Os eventos no livro de Ester ocorreram de 483 a.C. a 473 a.C., durante a primeira metade do reinado do rei Xerxes, que escolheu Ester como sua rainha. Durante este período, os primeiros remanescentes de judeus que retornaram a Judá estavam com dificuldade para restabelecer a adoração no templo de acordo com a Lei de Moisés. Mas Ester e Mardoqueu, juntamente com muitos outros judeus, optaram por não fazer a jornada de volta a Judá. Eles pareciam contentes em ficar em Susã, a capital da Pérsia, em que a história se passa.

O livro foi escrito não antes de 470 a.C. e, provavelmente, não mais tarde que 424 a.C., durante o reinado de Artaxerxes, o filho de Xerxes.

Por que esse livro é tão importante?

Ester é o único livro da Bíblia a não mencionar o nome de Deus. Mas isso não quer dizer que Deus estava ausente. Sua presença permeia grande parte da história, como se Ele estivesse nos bastidores de coordenação das “coincidências” e circunstâncias para realizar Sua vontade.

Muito parecido com o livro de Rute, este livro se destaca como um dos livros bíblicos mais habilmente escritos. Usando oito festas para construir sistematicamente e resolver o suspense, o autor compôs a história de forma quiástica – usando um artifício literário hebraico no qual eventos espelham-se inversamente. Os primeiros ouvintes da história teriam reconhecido eventos significativos e seguiram a tensão crescente com a compreensão.

Hamã, o maligno braço direito do rei, era descendente de Agague, o rei dos amalequitas, os quais eram antigos inimigos do povo de Deus (Números 24:7; 1 Samuel 15:8). Ele lançou a sorte, chamada de “pur”, a fim de determinar o dia em que os judeus seriam exterminados (Ester 3:7-9). A festa de Purim, ainda celebrada por judeus de hoje, comemora a libertação dos judeus do plano de Hamã (9: 24-32).

Qual é a ideia principal?

Enquanto o propósito primário do livro de Ester era o de relatar as dramáticas origens da festa de Purim, um tema maior brilha através da história. A soberania e fidelidade de Deus permeiam cada cena. Nada é coincidência de fato, nos diz o livro de Ester. A soberania de Deus é melhor resumida na exortação de Mardoqueu a Ester: “E quem sabe se não foi para um momento como este que você chegou à posição de rainha?” (Ester 4:14).
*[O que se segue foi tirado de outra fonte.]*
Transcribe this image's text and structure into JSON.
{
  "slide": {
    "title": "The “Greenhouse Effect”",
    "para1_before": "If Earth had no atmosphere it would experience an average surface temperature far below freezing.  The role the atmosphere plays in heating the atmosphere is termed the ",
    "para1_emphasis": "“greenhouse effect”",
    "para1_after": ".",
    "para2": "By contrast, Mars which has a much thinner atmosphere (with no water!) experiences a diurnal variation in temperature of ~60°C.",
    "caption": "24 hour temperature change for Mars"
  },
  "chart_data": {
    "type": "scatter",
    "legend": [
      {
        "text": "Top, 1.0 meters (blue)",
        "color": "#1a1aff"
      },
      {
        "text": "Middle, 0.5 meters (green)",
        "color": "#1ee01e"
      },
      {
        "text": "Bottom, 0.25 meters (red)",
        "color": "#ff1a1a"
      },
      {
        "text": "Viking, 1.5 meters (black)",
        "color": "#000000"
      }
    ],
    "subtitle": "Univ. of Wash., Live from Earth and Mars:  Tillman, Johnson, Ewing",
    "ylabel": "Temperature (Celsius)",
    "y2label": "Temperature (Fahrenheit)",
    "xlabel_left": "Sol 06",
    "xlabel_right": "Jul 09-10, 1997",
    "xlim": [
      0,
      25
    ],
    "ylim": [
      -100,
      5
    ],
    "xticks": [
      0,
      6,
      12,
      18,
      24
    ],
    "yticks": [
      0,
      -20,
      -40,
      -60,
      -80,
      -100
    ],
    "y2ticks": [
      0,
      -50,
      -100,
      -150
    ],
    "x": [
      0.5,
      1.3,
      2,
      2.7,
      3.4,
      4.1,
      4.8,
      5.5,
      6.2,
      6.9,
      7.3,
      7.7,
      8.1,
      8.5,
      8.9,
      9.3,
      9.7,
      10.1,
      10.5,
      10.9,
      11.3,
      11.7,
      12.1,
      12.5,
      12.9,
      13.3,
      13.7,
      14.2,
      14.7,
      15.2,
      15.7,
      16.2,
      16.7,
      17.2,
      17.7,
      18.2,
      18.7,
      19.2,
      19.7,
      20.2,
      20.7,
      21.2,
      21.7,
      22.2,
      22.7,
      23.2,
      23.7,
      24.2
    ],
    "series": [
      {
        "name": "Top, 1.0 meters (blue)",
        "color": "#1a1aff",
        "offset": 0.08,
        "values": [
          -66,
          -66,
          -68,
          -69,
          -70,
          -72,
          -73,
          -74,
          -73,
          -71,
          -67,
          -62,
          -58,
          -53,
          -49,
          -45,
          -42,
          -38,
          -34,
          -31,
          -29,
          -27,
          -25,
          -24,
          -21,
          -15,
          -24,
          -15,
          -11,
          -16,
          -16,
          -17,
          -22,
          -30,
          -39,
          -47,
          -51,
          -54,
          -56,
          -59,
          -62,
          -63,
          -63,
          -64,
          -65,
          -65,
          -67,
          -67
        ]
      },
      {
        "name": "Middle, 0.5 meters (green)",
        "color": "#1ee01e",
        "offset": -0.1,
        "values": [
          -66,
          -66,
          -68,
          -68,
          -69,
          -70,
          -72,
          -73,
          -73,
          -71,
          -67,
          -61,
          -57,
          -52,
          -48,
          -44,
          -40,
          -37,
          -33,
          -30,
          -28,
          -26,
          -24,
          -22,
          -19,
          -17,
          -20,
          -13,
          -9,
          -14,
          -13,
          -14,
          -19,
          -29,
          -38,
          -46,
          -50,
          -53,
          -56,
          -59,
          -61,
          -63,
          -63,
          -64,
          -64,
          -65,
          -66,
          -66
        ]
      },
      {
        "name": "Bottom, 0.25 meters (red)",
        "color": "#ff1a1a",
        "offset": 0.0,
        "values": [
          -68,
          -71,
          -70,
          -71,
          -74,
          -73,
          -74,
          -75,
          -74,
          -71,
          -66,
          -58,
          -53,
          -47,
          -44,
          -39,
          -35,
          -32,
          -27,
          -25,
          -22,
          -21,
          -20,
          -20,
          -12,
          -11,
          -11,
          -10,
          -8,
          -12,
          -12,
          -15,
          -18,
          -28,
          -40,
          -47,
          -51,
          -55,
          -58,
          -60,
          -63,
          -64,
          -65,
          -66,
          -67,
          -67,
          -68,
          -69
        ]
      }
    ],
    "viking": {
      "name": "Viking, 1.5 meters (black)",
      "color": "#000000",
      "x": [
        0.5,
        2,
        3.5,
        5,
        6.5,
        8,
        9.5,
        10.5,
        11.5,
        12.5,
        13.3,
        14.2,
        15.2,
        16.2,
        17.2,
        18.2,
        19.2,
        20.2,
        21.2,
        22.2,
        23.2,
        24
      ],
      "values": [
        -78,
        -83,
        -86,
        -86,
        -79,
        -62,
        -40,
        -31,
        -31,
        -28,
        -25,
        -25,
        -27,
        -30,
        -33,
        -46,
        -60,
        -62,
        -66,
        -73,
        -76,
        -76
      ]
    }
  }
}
Quando os eventos pareciam fora de controle para Ester e Mardoqueu, quando o rei decretou a ruína do povo deles, quando o mal estava determinado a vencer … Deus estava agindo. Ele agiu em seus dias escuros (Ester foi levada ao harém [2:1-16]), em sua obediência fiel (Ester arriscou sua vida perante o rei [5:1-3]), e em suas vitórias (Ester revelou o plano de Hamã e a destruição dos judeus de seus inimigos [7-9]). Esta mensagem é clara: Deus é soberano mesmo quando a vida não faz sentido.

Deus é o grande cumpridor de promessas. Mardoqueu disse a Ester: “pois, se você ficar calada nesta hora, socorro e livramento surgirão de outra parte para os judeus, mas você e a família de seu pai morrerão”. (Ester 4:14). As palavras de Mardoqueu refletiam a sua fé de que Deus iria honrar sua aliança eterna com Abraão e Davi.

Como colocar em prática?

A vida pode ser dura. Tempos difíceis acontecem, e a dor não pode ser evitada. Quando a vida não faz sentido, você se volta para Deus ou para longe Dele? Deixe que livro de Ester o lembre de que Deus está sempre presente. Jesus nos chamou de “amigos” (João 15:15), e o Espírito é o nosso “Conselheiro” (14:26). Confie e obedeça, como Ester fez. E veja Deus tecendo em silêncio todos os eventos para a Sua glória… e para o nosso bem.